I , as a plebien tried to understand why and for what reasons a person like Katju made such statements about state of Gujrat , indirectly targetting Mr. Narendra Modi, putative candidate of BJP for PM in election 2014.
Points to ponder upon :
1. Arun Jaitley should know that if Katju was so fussy about propriety he would not have accepted the appointment in the first pace. So, he is hardly going to suffer an attack of conscience now, just because Jaitley has brought up the subject. By not only accepting it, but then going on to demand more powers to discipline the press, Katju has shown that he has clearly accepted or compromised with the patronage system that got him the job.
2. One should also consider how easily he was made Press Council Chairman. Justice Katju retired as a Supreme Court judge on 20 September 2011, but within 15 days he was appointed Chairman of the Press Council.
3. How many months and years the government takes to appoint Chairpersons to crucial companies such as ONGC and Coal India – both of which continued without a full-time chief for nearly a year. Coal India’s acting Chairman even retired without being confirmed in his post
4. How 18 of the 21 Supreme Court judges who retired after 2008 have been immediately accommodated in lucrative or cushy jobs. The examples the newspaper cites are indicative of the power of political patronage: Justice Dalveer Bhandari was posted as a judge of the International Court of Justice (ICJ) even before he demited office.

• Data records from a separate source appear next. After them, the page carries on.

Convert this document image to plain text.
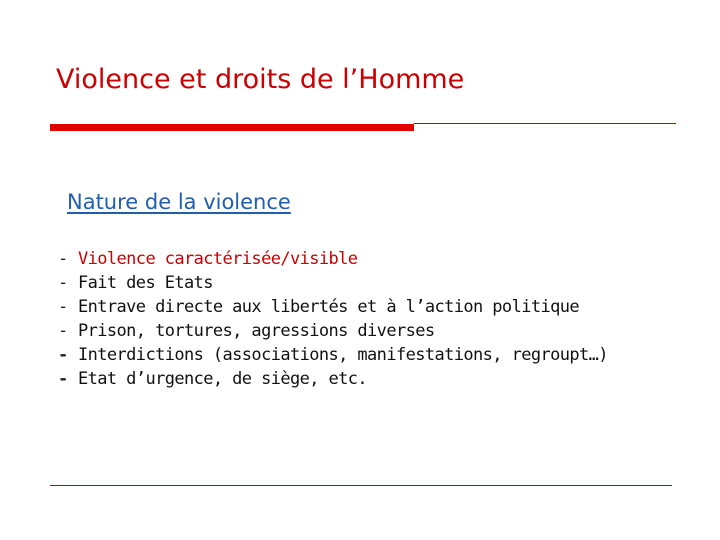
Violence et droits de l’Homme
Nature de la violence
- Violence caractérisée/visible
- Fait des Etats
- Entrave directe aux libertés et à l’action politique
- Prison, tortures, agressions diverses
- Interdictions (associations, manifestations, regroupt…)
- Etat d’urgence, de siège, etc.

Justice Mukundakam Sharma retired two days ahead of Katju, but he got assurances on his next job four months earlier as head of the Vansadhara Water Dispute Tribunal. ( read in a newspaper)

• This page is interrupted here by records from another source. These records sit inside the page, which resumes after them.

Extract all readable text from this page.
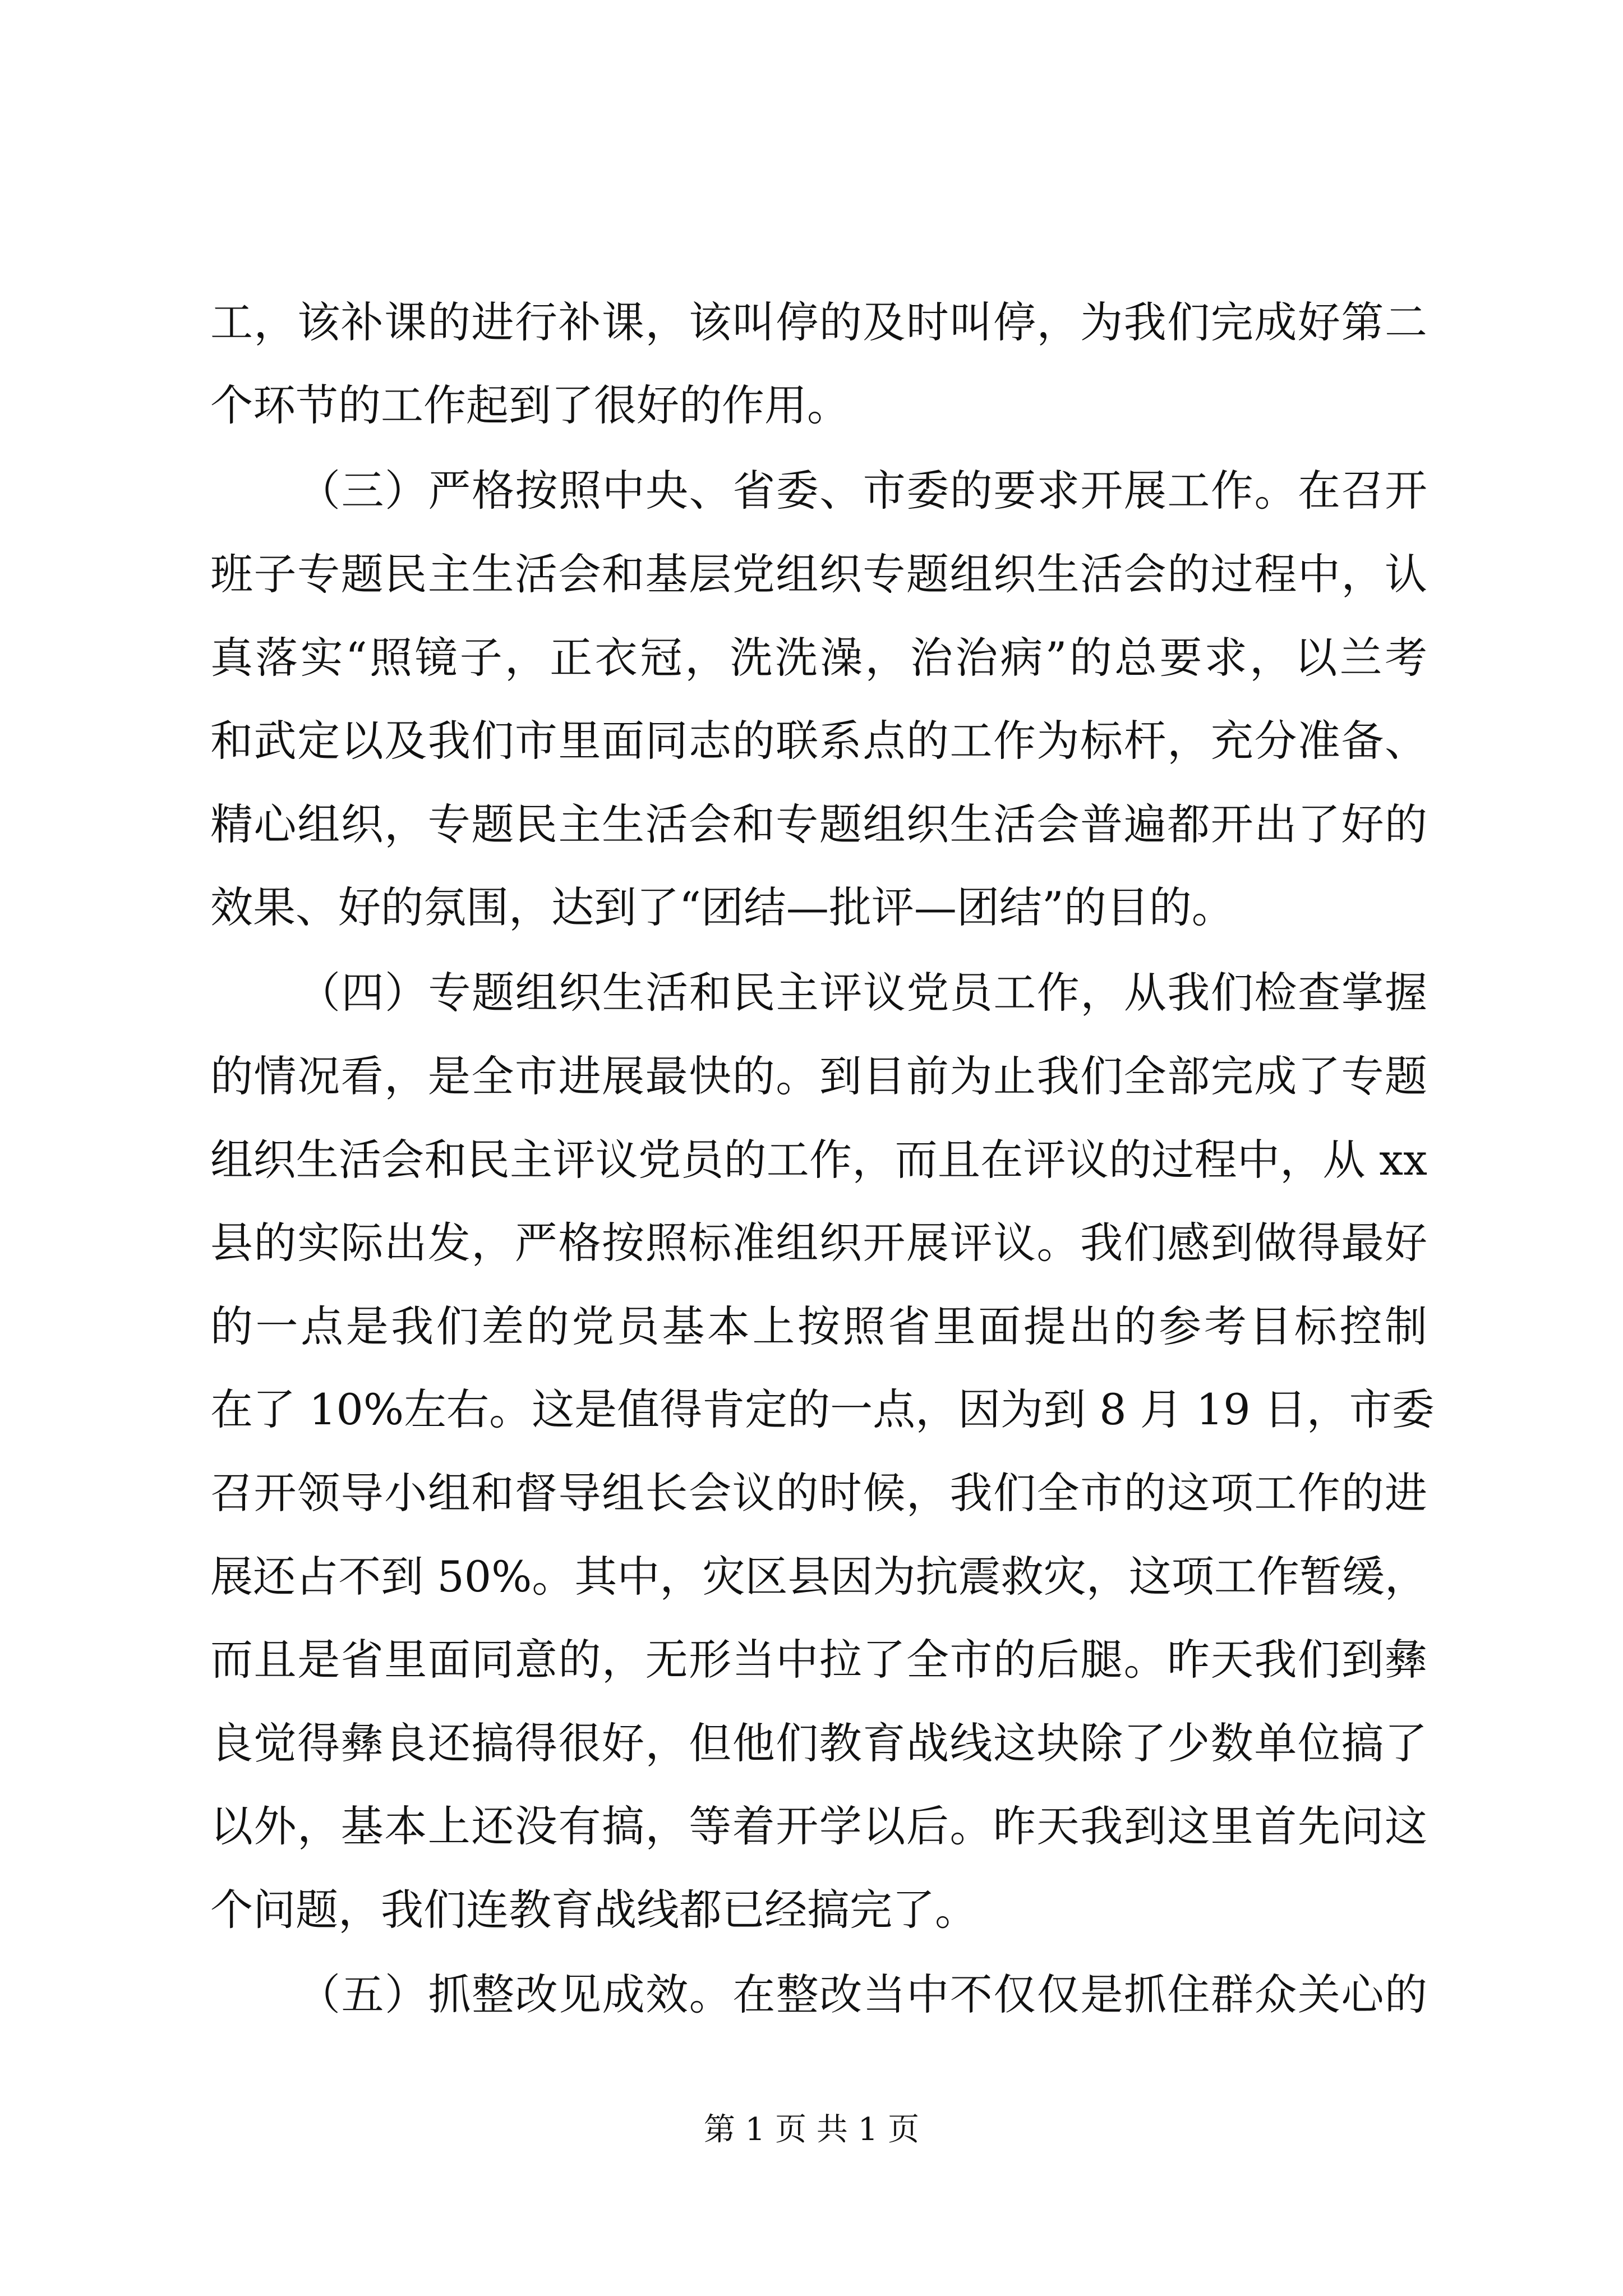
工，该补课的进行补课，该叫停的及时叫停，为我们完成好第二
个环节的工作起到了很好的作用。
（三）严格按照中央、省委、市委的要求开展工作。在召开
班子专题民主生活会和基层党组织专题组织生活会的过程中，认
真落实“照镜子，正衣冠，洗洗澡，治治病”的总要求，以兰考
和武定以及我们市里面同志的联系点的工作为标杆，充分准备、
精心组织，专题民主生活会和专题组织生活会普遍都开出了好的
效果、好的氛围，达到了“团结—批评—团结”的目的。
（四）专题组织生活和民主评议党员工作，从我们检查掌握
的情况看，是全市进展最快的。到目前为止我们全部完成了专题
组织生活会和民主评议党员的工作，而且在评议的过程中，从 xx
县的实际出发，严格按照标准组织开展评议。我们感到做得最好
的一点是我们差的党员基本上按照省里面提出的参考目标控制
在了 10%左右。这是值得肯定的一点，因为到 8 月 19 日，市委
召开领导小组和督导组长会议的时候，我们全市的这项工作的进
展还占不到 50%。其中，灾区县因为抗震救灾，这项工作暂缓，
而且是省里面同意的，无形当中拉了全市的后腿。昨天我们到彝
良觉得彝良还搞得很好，但他们教育战线这块除了少数单位搞了
以外，基本上还没有搞，等着开学以后。昨天我到这里首先问这
个问题，我们连教育战线都已经搞完了。
（五）抓整改见成效。在整改当中不仅仅是抓住群众关心的
第 1 页 共 1 页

And so it goes on and on to explain how 18 former Supreme Court judges have been given post-retirement jobs.
The Supreme Court has managed to do its own post retirement job creation by mandating in a recent judgment involving the Right to Information Act that the information commissions at centre or states should have retired Supreme Court and high court judges manning them.
This is the central problem – that politicians in power can help retiring babus and judges to obtain remunerative jobs, combined with huge powers, even after retirement. The point is not how honest a judge is, but that the system leaves huge scope for abuse. And looking at the corrupt system we have created, with all its linkages between power, position and money, anyone who accepts such a job after retirement must be fundamentally treated with suspicion on his motives.
This applies to Justice Katju as well, for he saw no moral conflict between taking up a job intended to discipline an aggressive media just when the government was under siege over several corruption scandals.
The only remedy for such behaviour is to bar retiring government officials and judges from taking up any job in the private sector or in government, even if it is a constitutional post, for at least two years after retirement. It is not as if India lacks otherwise competent people to man such positions.